I retreat to three unreadable cities.

Writing has failed me over the past two years, as the ebb and flow of Israel’s all-out attack on Palestinian lifeworlds reshaped our reality. By « writing », I mean the discipline in which, through arranging words, I attempt to uncover something of my own thoughts. When I craft fiction, I feel as though I can create meaning — even the flimsiest of meanings — out of chaos. In attempting to put into text a few swirling ideas — paying attention to them, tracing their trajectories — I have often believed that I might discover a narrative, something to impose coherence upon the world’s disorder. But lately, this process has failed me.
I do not mean that I haven’t been putting words to paper. On the contrary, as can happen in times of crisis, I write incessantly — short form, half-essays, scattered poems, bits and pieces of stories, a few lines. Yet each time my mind tries to shape meaning, something resists: no narrative, coherent or not, emerges.
This is not to say that the political implications of what we are going through are unclear.
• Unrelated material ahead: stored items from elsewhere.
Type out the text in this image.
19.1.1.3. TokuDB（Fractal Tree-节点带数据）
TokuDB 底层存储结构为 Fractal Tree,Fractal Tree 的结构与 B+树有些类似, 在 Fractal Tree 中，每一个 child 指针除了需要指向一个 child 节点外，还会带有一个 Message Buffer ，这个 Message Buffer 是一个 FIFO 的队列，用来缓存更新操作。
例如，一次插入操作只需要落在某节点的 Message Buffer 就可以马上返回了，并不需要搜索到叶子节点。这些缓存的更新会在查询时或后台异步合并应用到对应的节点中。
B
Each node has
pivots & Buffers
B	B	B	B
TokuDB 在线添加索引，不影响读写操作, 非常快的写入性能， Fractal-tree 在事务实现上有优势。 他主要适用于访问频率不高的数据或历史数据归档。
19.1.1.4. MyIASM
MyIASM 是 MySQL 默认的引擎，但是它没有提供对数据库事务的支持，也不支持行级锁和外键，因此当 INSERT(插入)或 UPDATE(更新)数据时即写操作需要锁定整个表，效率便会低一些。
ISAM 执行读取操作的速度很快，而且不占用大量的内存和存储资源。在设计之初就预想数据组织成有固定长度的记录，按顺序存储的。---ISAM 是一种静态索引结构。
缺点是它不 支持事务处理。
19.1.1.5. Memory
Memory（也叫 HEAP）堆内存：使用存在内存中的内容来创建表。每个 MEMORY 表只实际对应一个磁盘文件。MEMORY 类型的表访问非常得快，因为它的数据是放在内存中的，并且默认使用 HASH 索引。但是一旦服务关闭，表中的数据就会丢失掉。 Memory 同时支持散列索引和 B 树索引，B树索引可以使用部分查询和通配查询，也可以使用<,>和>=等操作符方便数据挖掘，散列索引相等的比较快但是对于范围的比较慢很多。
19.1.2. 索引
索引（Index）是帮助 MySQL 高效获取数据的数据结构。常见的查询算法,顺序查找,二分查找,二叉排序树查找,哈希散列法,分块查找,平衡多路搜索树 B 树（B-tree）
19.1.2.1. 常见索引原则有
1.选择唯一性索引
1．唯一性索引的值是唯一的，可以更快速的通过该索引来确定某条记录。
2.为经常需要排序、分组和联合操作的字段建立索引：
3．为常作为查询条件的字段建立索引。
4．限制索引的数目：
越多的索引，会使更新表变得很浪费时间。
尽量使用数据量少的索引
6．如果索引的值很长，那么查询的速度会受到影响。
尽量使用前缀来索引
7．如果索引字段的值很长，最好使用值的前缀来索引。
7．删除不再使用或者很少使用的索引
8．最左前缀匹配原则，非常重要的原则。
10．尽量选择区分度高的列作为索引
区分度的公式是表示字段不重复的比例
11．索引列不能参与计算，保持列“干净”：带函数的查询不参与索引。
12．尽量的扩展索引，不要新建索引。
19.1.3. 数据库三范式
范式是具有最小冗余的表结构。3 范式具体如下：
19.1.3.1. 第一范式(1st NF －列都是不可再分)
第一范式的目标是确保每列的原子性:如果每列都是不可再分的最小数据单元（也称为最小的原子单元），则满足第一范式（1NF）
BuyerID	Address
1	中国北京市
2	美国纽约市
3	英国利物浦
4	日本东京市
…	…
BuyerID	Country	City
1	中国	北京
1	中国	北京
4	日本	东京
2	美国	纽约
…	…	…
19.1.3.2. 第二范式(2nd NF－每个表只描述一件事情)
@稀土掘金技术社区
They are clear as day: Israel’s guilt is undeniable, as is the complicity — muted, apologetic, or outright enthusiastic — of governments worldwide. Nor would I claim that writing — documenting, resisting, pushing back, exposing the conditions of our eradication — is futile. What I mean is that the onslaught is so relentless, so cruel and unceasing, that on a personal level I fail to construct a narrative. I fail, daily, to make sense of it.